The plan allows parents of district students to be reimbursed with public dollars for fees at private and parochial schools for the 1998-99 school year. Reimbursements will total $500 for kindergarten, $750 for grade school, and $1,000 for high school.

Since it costs an average of $6,900 annually to educate a high school student in the district, school officials figure to save close to $6000 for each student who attends private or parochial school and avert the need for a costly new construction project that could result in a property tax hike.

“This is a win for parents, for students, for taxpayers, and for the school district,” said John Shivinsky, executive director of the REACH (Road to Educational Achievement through Choice) Alliance, a school-choice group headquartered in Harrisburg, Pa. He noted that because of tuition reimbursement, a Catholic school education is within reach for many families. The Archdiocese of Philadelphia runs several parochial schools in the area.

The tuition reimbursement program has been challenged in state court, however, by, among others, the Pennsylvania State Education Association and the People for the American Way.

“I think a lot of school districts will be looking closely at that court case, because there are probably a great many districts that are in a similar situation,” said Shivinsky. “It is no surprise that the status quo education establishment wants to stop this effort. When other school districts see what a common-sense solution this is, a lot of other places are going to have interest.”

Although the REACH Alliance has been strongly supportive of this effort, the group remains committed to a statewide school choice initiative.

The school-choice movement also has gained ground in Texas, as a private foundation has set up a $50 million scholarship program for low-income families in the San Antonio area. The Children's Educational Opportunity (CEO) Foundation will be distributing $5 million a year for 10 years to poor families in the Edgewood district in the city. Families that qualify for the free or reduced lunch program will be eligible to apply for the scholarships. Since more than half the 14,000 students in the district come from families below the poverty level, a majority of the students will be eligible for a full tuition scholarship that may be used at any private or parochial school.
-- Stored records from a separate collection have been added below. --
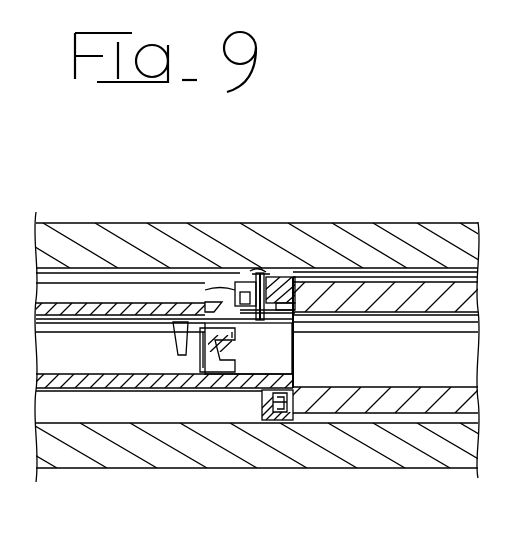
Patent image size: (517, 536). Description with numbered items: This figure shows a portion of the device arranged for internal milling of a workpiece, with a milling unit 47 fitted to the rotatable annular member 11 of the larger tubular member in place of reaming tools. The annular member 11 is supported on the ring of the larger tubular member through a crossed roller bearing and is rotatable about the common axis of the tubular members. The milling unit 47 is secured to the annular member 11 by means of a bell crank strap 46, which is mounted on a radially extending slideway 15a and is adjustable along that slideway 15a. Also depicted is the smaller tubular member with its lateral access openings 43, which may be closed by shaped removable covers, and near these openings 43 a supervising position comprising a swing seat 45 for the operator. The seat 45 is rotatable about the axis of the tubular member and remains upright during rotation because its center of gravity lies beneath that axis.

The rotatable annular member 11 is at (269, 273).
The radially extending slideway 15a is at (253, 273).
The lateral access openings 43 is at (235, 316).
The swing seat 45 is at (197, 365).
The bell crank strap 46 is at (233, 288).
The milling unit 47 is at (225, 267).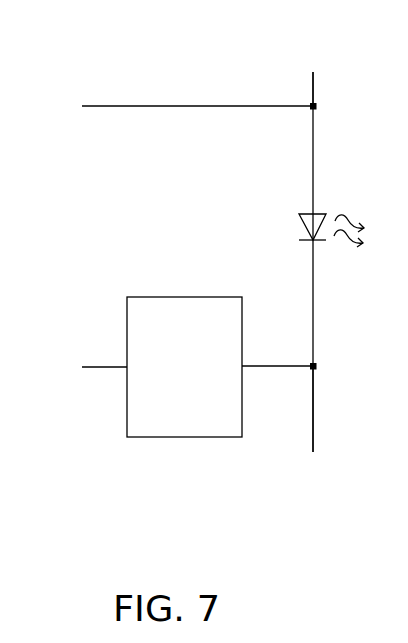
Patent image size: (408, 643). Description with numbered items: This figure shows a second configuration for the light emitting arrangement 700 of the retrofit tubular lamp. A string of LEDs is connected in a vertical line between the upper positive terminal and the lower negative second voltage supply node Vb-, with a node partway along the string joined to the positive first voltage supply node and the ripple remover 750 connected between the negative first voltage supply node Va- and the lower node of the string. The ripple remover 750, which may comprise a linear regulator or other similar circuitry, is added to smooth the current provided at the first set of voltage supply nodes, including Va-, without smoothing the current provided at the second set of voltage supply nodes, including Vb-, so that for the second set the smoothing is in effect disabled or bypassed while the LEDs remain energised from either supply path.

The light emitting arrangement 700 is at (205, 278).
The ripple remover 750 is at (184, 367).
The element LEDs is at (334, 215).
The first voltage supply node (negative) Va- is at (180, 366).
The second voltage supply node (negative) Vb- is at (312, 431).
According to CEO's San Antonio chapter, the initiative will be a test of the academic effects of school choice, citing that in each of the last three years, half the students at Edgewood's Kennedy High School failed the Texas Assessment of Academic Skills (TAAS).

The National Education Association opposes the program, calling vouchers “a road to nowhere.”

“These school choice initiatives are beginning to come together in a huge flood all across the country,” said Deacon Keith Fournier, president of the Washington-based Catholic Alliance, which has started the First Teachers Coalition to push for an expanded parental role in education.

“We are witnessing the beginning of an education revolution in America.... Parental choice in education is a cutting edge issue in America today,” he said. “These different initiatives are coming about because parents have a genuine hunger for more educational options. I predict that within five years school choice will be the norm across the country.”

Deacon Fournier noted that Catholic teaching and the words of the Holy Father are clear on this point: parents are the primary teachers of their children.

“Parental choice is a natural outgrowth of that,” he said.

Michael Barbera writes from Washington.